Blood cultures were negative, and the MRI of the brain showed no signs of CNS involvement. HIV serology was negative, and immunoglobulin levels were within normal limits. The patient had no known immunosuppressive condition but had frequent steroid use and low body mass index. Targeted antimicrobial therapy with intravenous trimethoprim-sulfamethoxazole and imipenem/cilastatin was initiated. Although Nocardia was the only organism isolated, imipenem/cilastatin was concurrently selected to maintain empirical coverage for Pseudomonas aeruginosa, given the patient’s severe COPD exacerbation, high risk for pseudomonal infection, and the possibility of false-negative sputum cultures. As imipenem/cilastatin also offers effective activity against Nocardia spp., it served as a suitable dual-purpose agent in this clinical context. The patient showed marked clinical improvement over the following days, with resolution of fever, normalization of inflammatory markers, and improved respiratory symptoms.

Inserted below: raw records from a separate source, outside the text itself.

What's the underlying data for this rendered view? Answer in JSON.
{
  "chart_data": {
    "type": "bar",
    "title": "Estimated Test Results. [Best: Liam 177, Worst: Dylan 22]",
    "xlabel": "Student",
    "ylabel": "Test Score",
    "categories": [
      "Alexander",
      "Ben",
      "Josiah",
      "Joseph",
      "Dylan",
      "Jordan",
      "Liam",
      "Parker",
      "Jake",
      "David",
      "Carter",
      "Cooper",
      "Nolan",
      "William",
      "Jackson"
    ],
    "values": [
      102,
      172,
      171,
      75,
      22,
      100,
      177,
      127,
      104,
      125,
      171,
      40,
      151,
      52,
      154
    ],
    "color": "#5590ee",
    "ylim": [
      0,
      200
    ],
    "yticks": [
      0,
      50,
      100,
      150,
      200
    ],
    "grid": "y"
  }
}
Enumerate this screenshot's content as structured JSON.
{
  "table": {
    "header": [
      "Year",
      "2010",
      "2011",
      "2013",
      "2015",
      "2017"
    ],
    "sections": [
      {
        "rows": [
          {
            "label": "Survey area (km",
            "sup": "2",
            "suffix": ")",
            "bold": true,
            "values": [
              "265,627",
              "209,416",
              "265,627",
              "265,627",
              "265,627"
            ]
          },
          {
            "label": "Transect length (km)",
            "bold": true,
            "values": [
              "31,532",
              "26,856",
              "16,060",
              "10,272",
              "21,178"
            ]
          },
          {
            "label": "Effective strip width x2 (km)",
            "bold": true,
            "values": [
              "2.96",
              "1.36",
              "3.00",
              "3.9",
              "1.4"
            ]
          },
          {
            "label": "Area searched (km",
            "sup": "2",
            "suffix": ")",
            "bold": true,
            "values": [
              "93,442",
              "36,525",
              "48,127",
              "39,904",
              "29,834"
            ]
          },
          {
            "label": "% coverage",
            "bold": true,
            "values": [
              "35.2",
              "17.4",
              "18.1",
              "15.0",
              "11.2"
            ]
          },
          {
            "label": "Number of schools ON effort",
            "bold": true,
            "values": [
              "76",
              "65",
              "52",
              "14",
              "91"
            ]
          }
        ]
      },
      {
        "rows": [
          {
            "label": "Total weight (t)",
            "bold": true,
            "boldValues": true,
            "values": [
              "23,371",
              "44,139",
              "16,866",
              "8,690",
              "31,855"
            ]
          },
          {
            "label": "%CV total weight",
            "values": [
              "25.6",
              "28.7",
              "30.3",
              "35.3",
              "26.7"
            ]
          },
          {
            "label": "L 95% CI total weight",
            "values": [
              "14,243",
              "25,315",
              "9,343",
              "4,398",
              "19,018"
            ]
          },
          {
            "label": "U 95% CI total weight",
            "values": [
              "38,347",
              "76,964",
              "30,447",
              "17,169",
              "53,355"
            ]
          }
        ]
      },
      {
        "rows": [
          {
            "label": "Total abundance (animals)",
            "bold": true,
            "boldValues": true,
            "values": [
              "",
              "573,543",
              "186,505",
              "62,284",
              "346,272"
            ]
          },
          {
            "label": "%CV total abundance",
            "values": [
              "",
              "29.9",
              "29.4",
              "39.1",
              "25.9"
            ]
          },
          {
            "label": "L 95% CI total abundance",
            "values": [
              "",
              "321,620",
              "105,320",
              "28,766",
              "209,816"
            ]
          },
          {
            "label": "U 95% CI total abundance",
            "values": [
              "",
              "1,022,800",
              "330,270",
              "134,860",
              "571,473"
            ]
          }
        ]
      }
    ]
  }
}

After three weeks of inpatient therapy, he was discharged afebrile and clinically stable. He continued oral trimethoprim-sulfamethoxazole for outpatient therapy. At follow-up three weeks post-discharge (six weeks from admission), the patient remained asymptomatic and repeat chest CT (Figure 3) showed significant radiographic improvement. He expressed relief and satisfaction with his recovery, emphasizing his appreciation for finally receiving a diagnosis after weeks of persistent symptoms. Prolonged oral therapy was advised for at least three months, with continued monitoring.

Figure 3

Follow-up HRCT imaging three weeks post-discharge: A–C) Follow up HRCT images showing resolution of nodular opacities and tree-in-bud pattern with persistent background emphysema and bronchiectasis; D–F) Corresponding baseline HRCT images for comparison, demonstrating the previously noted abnormalities before treatment

DISCUSSION

This case underscores the need to consider Nocardia as a potential pathogen in COPD patients, especially those with frequent exacerbations, prolonged corticosteroid use, and on long-term non-invasive ventilation. In this patient, the subacute presentation, lack of response to conventional antibiotics, and upper lobe-predominant imaging findings were key clues prompting further investigation. Sputum culture confirmed pulmonary nocardiosis, allowing timely initiation of targeted therapy and clinical resolution. Given the overlapping features of pulmonary nocardiosis with common bacterial and mycobacterial infections, a high index of suspicion is essential. Early microbiological confirmation can facilitate appropriate management and improve outcomes in this vulnerable patient population.

CONCLUSION

Nocardia spp. are capable of intracellular survival by evading host immune mechanisms, primarily through the inhibition of phagosome-lysosome fusion and the neutralization of reactive oxygen species⁴. These virulence traits allow the pathogen to persist in the lungs and contribute to its opportunistic nature in hosts with compromised immune defenses^3-5. Radiologically, pulmonary nocardiosis can resemble tuberculosis, fungal infections, or malignancy, often presenting with nodular opacities and tree-in-bud patterns⁶. These non-specific findings frequently lead to diagnostic delays, underscoring the importance of clinical suspicion and targeted microbiological testing when patients do not respond to conventional therapies.